Il pleure. Il n'a pas pleuré, quand Marguerite dansait avec Olivier, quand Mme Mathilde et l'agent voyer sanglotaient devant lui. Ses yeux étaient secs, aussi, lorsqu'il se penchait à la portière de son wagon pour regarder les dernières maisons de Vérannes. Marguerite était sa destinée, à lui, destinée sans remède, fatale comme le malheur, comme les sévères déconvenues réservées à toutes les amours d'enfance. Pourquoi s'est-il acharné à croire que cette jeune fille le dédommagerait d'avoir toujours été privé de compréhension, de tendresse ? Parce que ses cheveux avaient l'odeur des herbes des causses ? Parce que le moindre de ses regards était un chant et le moindre de ses sourires une promesse ? Alors, autant demander à un tas de foin, à une mélodie, au plissement d'une feuille rougie par l'automne d'assurer votre bonheur définitif...
Il contemple un petit tourbillon de poussière qui s'était formé entre les roues d'une charrette. C'est lui, cette poussière, lui, qui s'attribuait une compacité de granit ! Un autre courant d'air va la disperser. Beau sujet de méditation et qui donne un sacré prix à la vie, lorsqu'on est heureux !
Sa défaite lui devient intolérable. Pis ! Il étouffe de remords, de honte, car, jamais plus, il ne pourra recourir à sa clairvoyance, à son amour-propre. De toute sa masse monstrueuse, Marseille pèsera sur sa vie. Rien à faire ! Ah ! oui... Quelque chose Une chose très simple, très facile. A midi, un bon déjeuner, puis le saut dans la mer bien froide...

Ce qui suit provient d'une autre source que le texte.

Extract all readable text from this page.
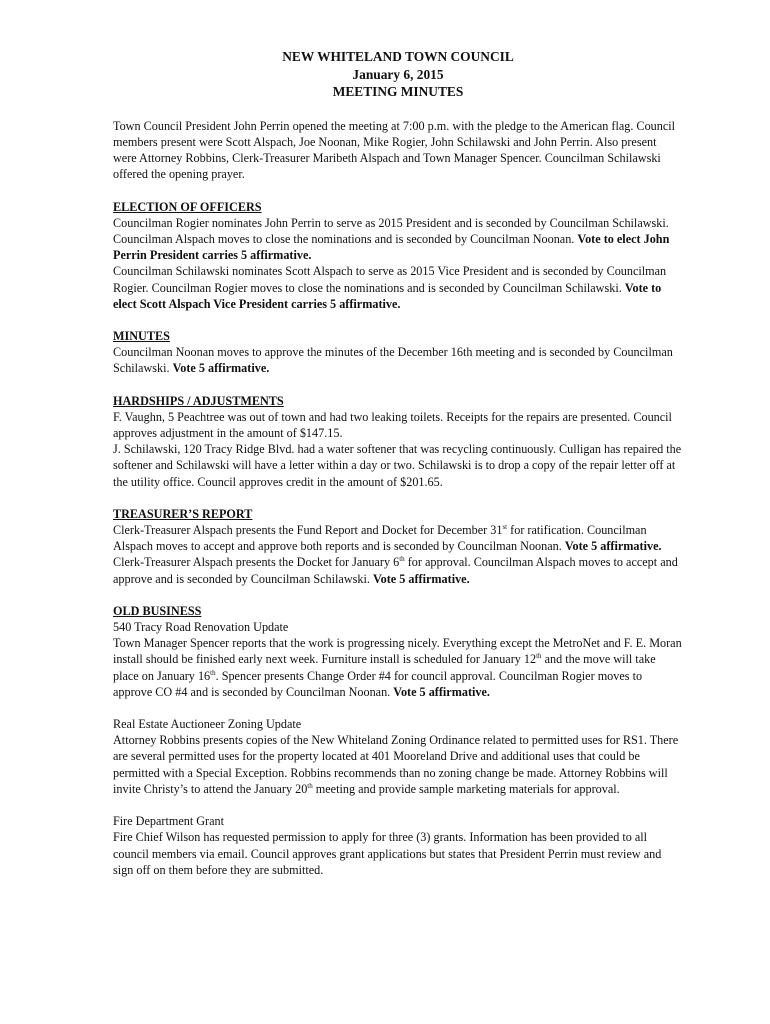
NEW WHITELAND TOWN COUNCIL
January 6, 2015
MEETING MINUTES

Town Council President John Perrin opened the meeting at 7:00 p.m. with the pledge to the American flag. Council members present were Scott Alspach, Joe Noonan, Mike Rogier, John Schilawski and John Perrin. Also present were Attorney Robbins, Clerk-Treasurer Maribeth Alspach and Town Manager Spencer. Councilman Schilawski offered the opening prayer.

ELECTION OF OFFICERS

Councilman Rogier nominates John Perrin to serve as 2015 President and is seconded by Councilman Schilawski. Councilman Alspach moves to close the nominations and is seconded by Councilman Noonan. Vote to elect John Perrin President carries 5 affirmative.

Councilman Schilawski nominates Scott Alspach to serve as 2015 Vice President and is seconded by Councilman Rogier. Councilman Rogier moves to close the nominations and is seconded by Councilman Schilawski. Vote to elect Scott Alspach Vice President carries 5 affirmative.

MINUTES

Councilman Noonan moves to approve the minutes of the December 16th meeting and is seconded by Councilman Schilawski. Vote 5 affirmative.

HARDSHIPS / ADJUSTMENTS

F. Vaughn, 5 Peachtree was out of town and had two leaking toilets. Receipts for the repairs are presented. Council approves adjustment in the amount of $147.15.

J. Schilawski, 120 Tracy Ridge Blvd. had a water softener that was recycling continuously. Culligan has repaired the softener and Schilawski will have a letter within a day or two. Schilawski is to drop a copy of the repair letter off at the utility office. Council approves credit in the amount of $201.65.

TREASURER’S REPORT

Clerk-Treasurer Alspach presents the Fund Report and Docket for December 31st for ratification. Councilman Alspach moves to accept and approve both reports and is seconded by Councilman Noonan. Vote 5 affirmative.

Clerk-Treasurer Alspach presents the Docket for January 6th for approval. Councilman Alspach moves to accept and approve and is seconded by Councilman Schilawski. Vote 5 affirmative.

OLD BUSINESS
540 Tracy Road Renovation Update

Town Manager Spencer reports that the work is progressing nicely. Everything except the MetroNet and F. E. Moran install should be finished early next week. Furniture install is scheduled for January 12th and the move will take place on January 16th. Spencer presents Change Order #4 for council approval. Councilman Rogier moves to approve CO #4 and is seconded by Councilman Noonan. Vote 5 affirmative.

Real Estate Auctioneer Zoning Update

Attorney Robbins presents copies of the New Whiteland Zoning Ordinance related to permitted uses for RS1. There are several permitted uses for the property located at 401 Mooreland Drive and additional uses that could be permitted with a Special Exception. Robbins recommends than no zoning change be made. Attorney Robbins will invite Christy’s to attend the January 20th meeting and provide sample marketing materials for approval.

Fire Department Grant

Fire Chief Wilson has requested permission to apply for three (3) grants. Information has been provided to all council members via email. Council approves grant applications but states that President Perrin must review and sign off on them before they are submitted.
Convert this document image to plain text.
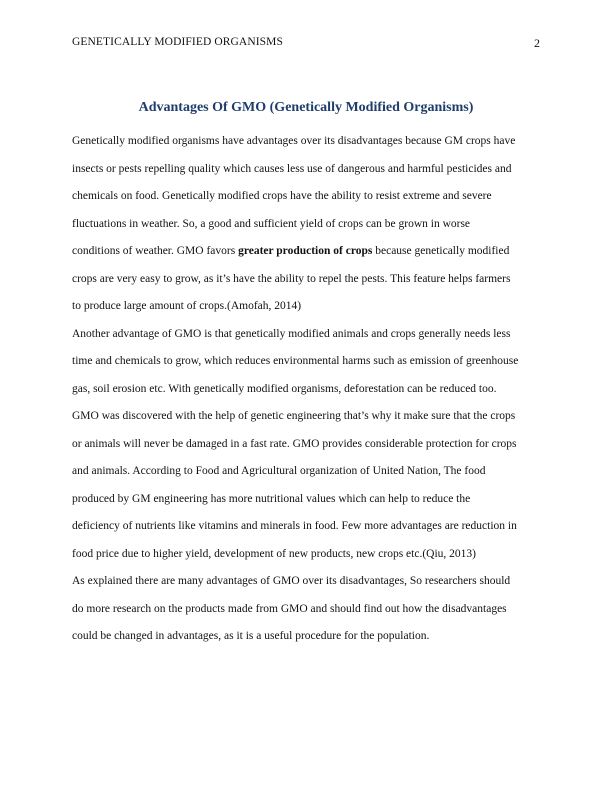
GENETICALLY MODIFIED ORGANISMS	2
Advantages Of GMO (Genetically Modified Organisms)
Genetically modified organisms have advantages over its disadvantages because GM crops have
insects or pests repelling quality which causes less use of dangerous and harmful pesticides and
chemicals on food. Genetically modified crops have the ability to resist extreme and severe
fluctuations in weather. So, a good and sufficient yield of crops can be grown in worse
conditions of weather. GMO favors greater production of crops because genetically modified
crops are very easy to grow, as it’s have the ability to repel the pests. This feature helps farmers
to produce large amount of crops.(Amofah, 2014)
Another advantage of GMO is that genetically modified animals and crops generally needs less
time and chemicals to grow, which reduces environmental harms such as emission of greenhouse
gas, soil erosion etc. With genetically modified organisms, deforestation can be reduced too.
GMO was discovered with the help of genetic engineering that’s why it make sure that the crops
or animals will never be damaged in a fast rate. GMO provides considerable protection for crops
and animals. According to Food and Agricultural organization of United Nation, The food
produced by GM engineering has more nutritional values which can help to reduce the
deficiency of nutrients like vitamins and minerals in food. Few more advantages are reduction in
food price due to higher yield, development of new products, new crops etc.(Qiu, 2013)
As explained there are many advantages of GMO over its disadvantages, So researchers should
do more research on the products made from GMO and should find out how the disadvantages
could be changed in advantages, as it is a useful procedure for the population.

La guérison est trouvée. Elle opère déjà, la délivrance totale. De nouveau, il entend le bruit des charrois, les invectives, les chants, les grincements des amarres des balancelles. Ses larmes ne coulent plus. Encore un Dodo neuf ! Mais le dernier, cette fois ! La vie pourra le chercher. Le printemps et l'été pourront l'appeler. L'eau ne propage pas les sons au-delà d'une certaine profondeur.
Pour en finir avec tout ce qui l'asphyxiait, il se moucha bruyamment dans sa pochette qu'il avait parfumée à un vaporisateur automatique, la veille, sur la Canebière, puis il la pétrit et la jeta.
- Comme les Japonais, quand ils se sont mouchés dans leurs petits carrés de papier...
Il se tourne. Il voit un vieux bougre, assis par terre, le dos contre une barrique.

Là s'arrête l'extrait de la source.